Et, si ce premier film de Charlotte Wells (en partie autobiographique) capte de prime abord les instants les plus simples de ce séjour, au travers du lien entre un père qui l'est sans doute devenu un peu trop tôt et une fille positionnée dans l'entre-deux de l'enfance et de l'âge adulte (avec les tiraillements et émotions contradictoires que cela implique), sa caméra va sans cesse aller y chercher ce point de vue extérieur futur qui s'interroge, qui tente de trouver un sens, une réponse à quelque chose qui n'en a pas forcément derrière la normalité du quotidien. En cela, la caméra de Wells devient un objet de traque mémorielle tout bonnement brillant, nous invitant à observer les reflets, les silhouettes en arrière-plan, les réactions gardées pour soi, les regards qui échappent aux autres, tout ce qui pourrait être considéré comme une réminiscence d'un être omniscient qui se donnerait les moyens d'explorer les méandres inconscients de cette parenthèse du passé.

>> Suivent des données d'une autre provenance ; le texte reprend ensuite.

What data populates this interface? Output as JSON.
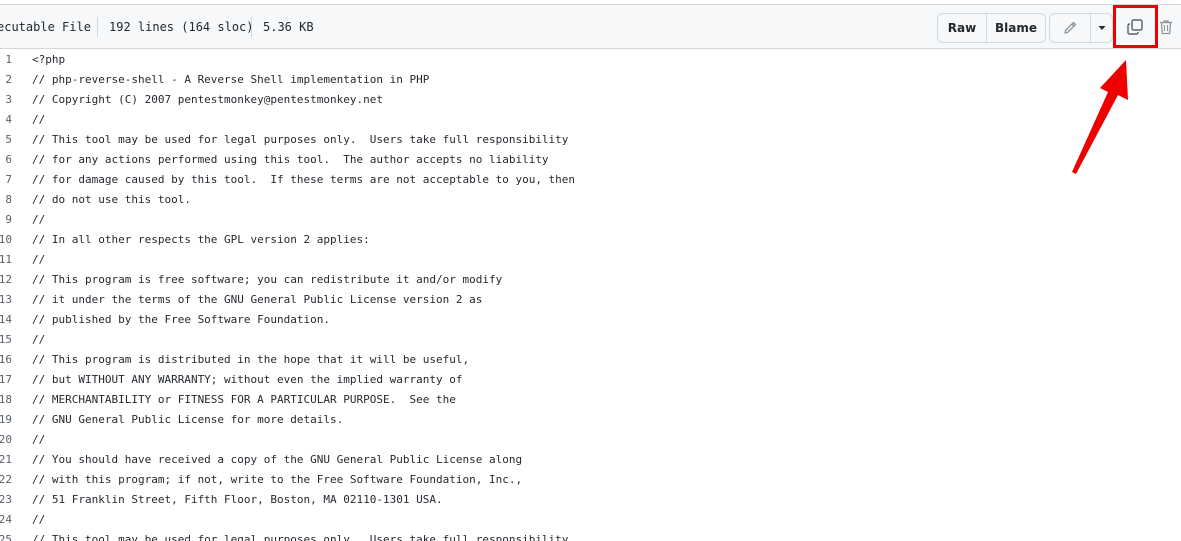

Avec une délicatesse infinie, ces instants de normalité prennent alors une portée émotionnelle exponentielle, faisant parfois fusionner les silhouettes du père et de la fille comme pour mieux toucher au plus près la force de leur relation, puisant dans l'intelligence des cadres ou certains éléments des décors pour appuyer sobrement la densité des sentiments en train de s'y jouer, donnant un nouveau sens bouleversant aux paroles d'une chanson bien connue ou encore en élevant les paroles innocentes d'un enfant à une profondeur existentielle renversante. Cette quête perpétuelle de l'ombre derrière le soleil met absolument tout ce qui peut lui être utile devant ses yeux/objectif à son service avec une aisance et un naturel qui tutoient la perfection, l'impression de visiter les souvenirs d'un autre, avec ses interrogations, son flot chaotique d'émotions (magnifiquement symbolisée par une boîte de nuit infernale) sur ces instants déterminants de tout un chemin de vie, est constante et nous emporte peu à peu, sans crier gare, dans cette obscurité couvante qui s'est dessinée autour de son héroïne pour, on l'imagine, ne plus la quitter.
Parmi tous les magnifiques biais dont use Charlotte Wells afin de nous faire ressentir de façon quasi-palpable le désemparement qui submerge l'écran (derrière pourtant l'amour constant d'une fille envers son père qui y transpire), on ne pourra que saluer l'immense prestation de son duo de comédiens, la jeune révélation Frankie Corio et Paul Mescal qui confirme qu'il est un grand, ces deux-là auront mêlé la lumière et l'ombre de leurs personnages avec une osmose contagieuse.
Un grand film à propos du regard d'une fille sur un père qu'elle cherche toujours à saisir.